Doğu Türkistan’da çocuklar aynı zamanda uygulanan köle işçiliğin unsurlarından biridir. Daha 6-7 yaşında çocukların bile kavurucu güneş altında pamuk tarlalarında, bağ bahçe işlerinde ve hatta kazma kürek kullanmanın gerekli olduğu yol çalışmalarında çalıştırıldıkları raporlanmaktadır. İşin aslı uzun yıllardır Doğu Türkistanlılar haşar sistemiyle; aile fertlerinden bir kişiyi angarya olarak çalışmak üzere Çin içlerine göndermek zorundadır. 2002’de başlatılan “İşçi İhraç Programı” kapsamında ise 14 yaş ve üzeri genç kızlar ve erkekler, zor kullanılarak Çin’in iç ve doğu bölgelerine çalışmaya gönderilmektedir. Bu şekilde yüzbinlerce çocuk bulunmaktadır.
Doğu Türkistan’da çocuklar için bir başka tehdit unsuru da BM soykırım suçları maddelerinden olan “neslin yok edilmesine” yönelik uygulamalara maruz kalmalarıdır. Mahiyetine dair hiçbir bilgi sunulmayan yiyecek ve içeceklerin Doğu Türkistanlı Uygur, Kazak ve Kırgız çocuklarına verilmesi ve onların aşılanması, oldukça şüphe uyandırıcıdır. Çin’de “kimsesiz çocuklar” olarak yetiştirilen bu çocukların hiçbir zaman gerçek ailelerine kavuşamayacak olması, mensup oldukları dine ve milliyete dair hiçbir şey öğrenemeyecek olmaları, bu çocukların içinde bulundukları korkunç tabloyu daha net bir şekilde göstermektedir. BM İnsan Hakları Komisyon üyesi olan Çin’in, mensup olduğu komisyonun üyelik şatlarını yerine getirtmesi ve toplama kamplarındaki çocuk zulmüne bir an evvel son vermesi gerekmektedir.
KAYNAKÇA:
ERDİNÇ, Oğuz. “500 bin çocuk Çin’in sadakat kampında”. KARAR. (29.12.2019). https://www.karar.com/dunya-haberleri/500-bin-cocuk-cinin-sadakat-kampinda-1429262. (08.11.2021).

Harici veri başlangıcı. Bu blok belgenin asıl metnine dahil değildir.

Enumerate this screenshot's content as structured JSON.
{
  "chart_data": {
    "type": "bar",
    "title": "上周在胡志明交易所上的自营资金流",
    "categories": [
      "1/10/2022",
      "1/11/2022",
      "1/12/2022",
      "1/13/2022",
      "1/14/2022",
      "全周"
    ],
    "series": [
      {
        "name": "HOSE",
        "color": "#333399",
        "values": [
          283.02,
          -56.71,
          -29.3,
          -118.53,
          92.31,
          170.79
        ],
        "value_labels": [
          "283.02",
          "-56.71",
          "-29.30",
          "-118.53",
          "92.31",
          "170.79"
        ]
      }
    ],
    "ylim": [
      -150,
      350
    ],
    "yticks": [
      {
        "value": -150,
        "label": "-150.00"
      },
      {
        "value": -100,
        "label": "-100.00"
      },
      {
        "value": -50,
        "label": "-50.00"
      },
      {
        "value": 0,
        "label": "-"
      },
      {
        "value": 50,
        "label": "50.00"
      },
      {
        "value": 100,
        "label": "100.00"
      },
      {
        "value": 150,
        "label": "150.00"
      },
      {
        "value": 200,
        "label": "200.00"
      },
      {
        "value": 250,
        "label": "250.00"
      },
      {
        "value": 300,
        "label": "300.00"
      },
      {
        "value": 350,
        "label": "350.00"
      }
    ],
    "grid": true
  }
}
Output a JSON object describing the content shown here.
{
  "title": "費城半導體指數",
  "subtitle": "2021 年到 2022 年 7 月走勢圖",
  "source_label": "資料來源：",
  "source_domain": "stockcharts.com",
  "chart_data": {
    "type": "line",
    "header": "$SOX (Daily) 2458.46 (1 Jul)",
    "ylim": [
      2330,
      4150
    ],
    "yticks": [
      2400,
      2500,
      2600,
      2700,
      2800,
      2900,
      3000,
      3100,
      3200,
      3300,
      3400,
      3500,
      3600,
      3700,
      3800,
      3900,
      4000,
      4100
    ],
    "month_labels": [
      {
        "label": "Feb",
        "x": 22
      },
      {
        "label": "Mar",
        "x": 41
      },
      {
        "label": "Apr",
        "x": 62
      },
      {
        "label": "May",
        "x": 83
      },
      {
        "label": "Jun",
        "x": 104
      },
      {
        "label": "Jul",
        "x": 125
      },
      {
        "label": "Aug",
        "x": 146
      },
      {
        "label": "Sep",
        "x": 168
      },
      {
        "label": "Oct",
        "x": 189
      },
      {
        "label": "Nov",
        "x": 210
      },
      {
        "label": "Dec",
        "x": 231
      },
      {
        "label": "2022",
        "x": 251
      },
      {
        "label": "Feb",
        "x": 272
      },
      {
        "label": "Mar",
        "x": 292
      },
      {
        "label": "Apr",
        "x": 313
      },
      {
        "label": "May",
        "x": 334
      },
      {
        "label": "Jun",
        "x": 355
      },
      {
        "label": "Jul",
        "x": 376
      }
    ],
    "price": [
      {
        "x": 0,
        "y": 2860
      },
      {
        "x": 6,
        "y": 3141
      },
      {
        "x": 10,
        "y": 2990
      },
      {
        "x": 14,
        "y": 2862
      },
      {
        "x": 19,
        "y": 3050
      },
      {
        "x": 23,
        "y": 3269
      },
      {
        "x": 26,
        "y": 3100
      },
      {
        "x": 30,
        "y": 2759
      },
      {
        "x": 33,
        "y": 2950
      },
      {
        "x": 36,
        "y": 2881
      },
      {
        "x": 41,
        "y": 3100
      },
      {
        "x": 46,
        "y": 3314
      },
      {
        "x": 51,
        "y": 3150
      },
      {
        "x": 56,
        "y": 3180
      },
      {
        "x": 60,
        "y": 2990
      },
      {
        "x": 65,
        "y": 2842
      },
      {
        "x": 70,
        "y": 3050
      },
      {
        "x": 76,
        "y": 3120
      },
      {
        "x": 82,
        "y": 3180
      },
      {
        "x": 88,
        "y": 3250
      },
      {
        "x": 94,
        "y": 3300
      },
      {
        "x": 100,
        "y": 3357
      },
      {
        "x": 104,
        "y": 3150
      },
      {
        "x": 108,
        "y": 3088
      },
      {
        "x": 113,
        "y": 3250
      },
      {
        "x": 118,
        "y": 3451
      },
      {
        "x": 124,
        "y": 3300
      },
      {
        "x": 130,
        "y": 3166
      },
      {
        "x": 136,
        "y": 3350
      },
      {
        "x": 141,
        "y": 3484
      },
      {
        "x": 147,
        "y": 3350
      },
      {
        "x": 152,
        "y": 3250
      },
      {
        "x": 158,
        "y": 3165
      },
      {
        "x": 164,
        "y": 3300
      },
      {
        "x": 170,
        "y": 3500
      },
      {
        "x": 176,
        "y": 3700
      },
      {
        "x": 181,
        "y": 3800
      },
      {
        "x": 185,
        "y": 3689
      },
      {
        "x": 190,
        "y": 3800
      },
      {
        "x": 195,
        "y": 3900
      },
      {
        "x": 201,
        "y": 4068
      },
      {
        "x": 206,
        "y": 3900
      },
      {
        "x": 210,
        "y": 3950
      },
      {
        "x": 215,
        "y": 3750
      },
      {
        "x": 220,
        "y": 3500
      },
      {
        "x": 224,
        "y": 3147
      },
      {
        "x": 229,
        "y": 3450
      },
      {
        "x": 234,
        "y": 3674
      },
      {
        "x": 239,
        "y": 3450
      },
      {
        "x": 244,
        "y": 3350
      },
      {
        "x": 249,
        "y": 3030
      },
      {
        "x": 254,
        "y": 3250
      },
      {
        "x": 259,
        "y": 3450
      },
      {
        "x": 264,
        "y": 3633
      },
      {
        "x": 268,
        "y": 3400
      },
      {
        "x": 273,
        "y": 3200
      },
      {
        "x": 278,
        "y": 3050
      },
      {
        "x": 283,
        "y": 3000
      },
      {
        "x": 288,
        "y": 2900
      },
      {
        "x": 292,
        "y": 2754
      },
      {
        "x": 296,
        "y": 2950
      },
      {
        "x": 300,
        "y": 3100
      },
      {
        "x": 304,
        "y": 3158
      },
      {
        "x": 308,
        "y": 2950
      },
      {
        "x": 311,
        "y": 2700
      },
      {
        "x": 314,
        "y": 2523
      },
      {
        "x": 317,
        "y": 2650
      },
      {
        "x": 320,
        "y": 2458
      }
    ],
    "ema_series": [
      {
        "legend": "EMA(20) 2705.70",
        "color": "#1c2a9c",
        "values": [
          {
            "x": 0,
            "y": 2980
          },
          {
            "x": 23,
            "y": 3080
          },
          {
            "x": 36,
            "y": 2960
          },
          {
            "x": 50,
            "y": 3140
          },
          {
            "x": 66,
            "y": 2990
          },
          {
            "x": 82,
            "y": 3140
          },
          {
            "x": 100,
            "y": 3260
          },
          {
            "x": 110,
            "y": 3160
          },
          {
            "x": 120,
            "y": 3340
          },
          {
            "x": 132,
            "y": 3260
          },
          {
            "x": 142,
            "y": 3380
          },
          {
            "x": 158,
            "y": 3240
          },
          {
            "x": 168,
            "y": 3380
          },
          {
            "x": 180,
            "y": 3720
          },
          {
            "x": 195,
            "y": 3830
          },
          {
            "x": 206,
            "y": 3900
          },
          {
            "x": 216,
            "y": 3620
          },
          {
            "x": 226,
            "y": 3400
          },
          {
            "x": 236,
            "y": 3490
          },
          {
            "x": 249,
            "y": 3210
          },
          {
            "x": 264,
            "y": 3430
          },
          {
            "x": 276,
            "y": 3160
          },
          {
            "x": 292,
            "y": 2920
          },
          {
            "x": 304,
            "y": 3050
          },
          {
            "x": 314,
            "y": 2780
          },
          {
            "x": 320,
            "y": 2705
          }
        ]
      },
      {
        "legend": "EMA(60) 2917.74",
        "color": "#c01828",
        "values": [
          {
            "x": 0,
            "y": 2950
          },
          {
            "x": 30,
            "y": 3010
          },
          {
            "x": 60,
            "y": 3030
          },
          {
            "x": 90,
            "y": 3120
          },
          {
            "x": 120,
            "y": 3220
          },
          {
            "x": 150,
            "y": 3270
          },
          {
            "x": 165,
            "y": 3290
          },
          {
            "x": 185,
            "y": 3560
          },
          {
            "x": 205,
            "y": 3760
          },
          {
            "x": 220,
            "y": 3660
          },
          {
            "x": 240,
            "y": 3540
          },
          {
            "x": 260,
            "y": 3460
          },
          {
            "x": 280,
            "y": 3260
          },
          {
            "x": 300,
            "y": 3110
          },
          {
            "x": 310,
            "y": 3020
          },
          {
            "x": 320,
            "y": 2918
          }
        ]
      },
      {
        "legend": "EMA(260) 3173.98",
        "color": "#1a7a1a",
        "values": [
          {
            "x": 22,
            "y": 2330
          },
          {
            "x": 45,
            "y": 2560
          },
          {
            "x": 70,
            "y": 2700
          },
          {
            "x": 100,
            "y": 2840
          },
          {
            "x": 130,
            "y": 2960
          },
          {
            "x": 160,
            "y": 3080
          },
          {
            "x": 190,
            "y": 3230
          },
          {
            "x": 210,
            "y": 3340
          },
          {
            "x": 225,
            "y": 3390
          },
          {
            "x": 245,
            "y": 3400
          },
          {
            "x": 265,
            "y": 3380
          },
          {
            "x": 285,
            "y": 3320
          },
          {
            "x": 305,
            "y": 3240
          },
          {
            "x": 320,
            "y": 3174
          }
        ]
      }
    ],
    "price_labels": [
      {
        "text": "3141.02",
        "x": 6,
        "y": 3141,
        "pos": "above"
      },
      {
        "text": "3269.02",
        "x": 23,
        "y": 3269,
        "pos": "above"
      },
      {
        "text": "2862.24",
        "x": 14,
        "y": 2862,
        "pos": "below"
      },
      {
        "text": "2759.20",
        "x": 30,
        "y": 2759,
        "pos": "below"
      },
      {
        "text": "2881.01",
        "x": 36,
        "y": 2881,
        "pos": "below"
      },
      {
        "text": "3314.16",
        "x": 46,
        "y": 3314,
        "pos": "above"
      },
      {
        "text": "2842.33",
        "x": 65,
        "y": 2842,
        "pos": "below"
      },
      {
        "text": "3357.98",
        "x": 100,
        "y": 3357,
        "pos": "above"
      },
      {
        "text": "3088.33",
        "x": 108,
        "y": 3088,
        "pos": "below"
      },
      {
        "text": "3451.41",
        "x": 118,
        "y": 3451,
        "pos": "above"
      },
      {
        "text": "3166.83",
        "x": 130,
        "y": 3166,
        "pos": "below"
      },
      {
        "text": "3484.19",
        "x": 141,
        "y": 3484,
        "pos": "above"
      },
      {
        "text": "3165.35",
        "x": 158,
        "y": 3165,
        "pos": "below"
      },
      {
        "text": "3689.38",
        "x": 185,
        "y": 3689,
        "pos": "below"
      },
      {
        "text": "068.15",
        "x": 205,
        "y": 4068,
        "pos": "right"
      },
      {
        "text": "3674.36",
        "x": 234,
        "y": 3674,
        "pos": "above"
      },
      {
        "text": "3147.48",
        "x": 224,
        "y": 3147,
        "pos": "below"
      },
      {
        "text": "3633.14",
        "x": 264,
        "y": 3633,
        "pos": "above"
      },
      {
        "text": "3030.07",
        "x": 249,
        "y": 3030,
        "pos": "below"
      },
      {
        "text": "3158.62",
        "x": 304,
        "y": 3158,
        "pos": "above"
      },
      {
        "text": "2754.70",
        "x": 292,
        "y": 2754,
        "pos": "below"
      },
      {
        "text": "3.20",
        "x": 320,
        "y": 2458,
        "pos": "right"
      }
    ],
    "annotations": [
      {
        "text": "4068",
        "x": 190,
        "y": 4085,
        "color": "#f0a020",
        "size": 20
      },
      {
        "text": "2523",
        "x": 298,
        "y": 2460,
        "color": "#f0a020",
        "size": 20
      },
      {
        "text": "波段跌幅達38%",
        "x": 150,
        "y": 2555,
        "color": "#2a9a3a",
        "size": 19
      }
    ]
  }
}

HUMAN RIGHTS WATC. “China: Children Caught in Xinjiang Crackdown”. https://www.hrw.org/news/2018/10/16/china-children-caught-xinjiang-crackdown. (08.11.2021).
QIN, Amy. “In China’s Crackdown on Muslims, Children Have Not Been Spared”. The New York Times. (28.12.2019). https://www.nytimes.com/2019/12/28/world/asia/china-xinjiang-children-boarding-schools.html. (08.11.2021).
NAR, Cansu. “Doğu Türkistanlı Çocuklar”. İnsamer. (18.11.2020). https://insamer.com/tr/dogu-turkistanli-cocuklar_3484.html. (08.11.2021).
TÜRKİSTAN PRESS. http://turkistanpress.com/page/2-milyon-uygur-turku-cocuk-cinlilestirme-merkezinde-tutuluyor/460. (08.11.2021).
United Nations. Genocide Prevention and the Responsibility to Protect. “Genocide”. https://www.un.org/en/genocideprevention/genocide.shtml. (08.11.2021).
Yılmaz, Murat. “Doğu Türkistan’da Toplama Kampları – Adım Adım Soykırım”. (04.07.2020). İnsamer. https://insamer.com/tr/dogu-turkistanda-toplama-kamplari-adim-adim-soykirim_3058.html. (08.11.2021).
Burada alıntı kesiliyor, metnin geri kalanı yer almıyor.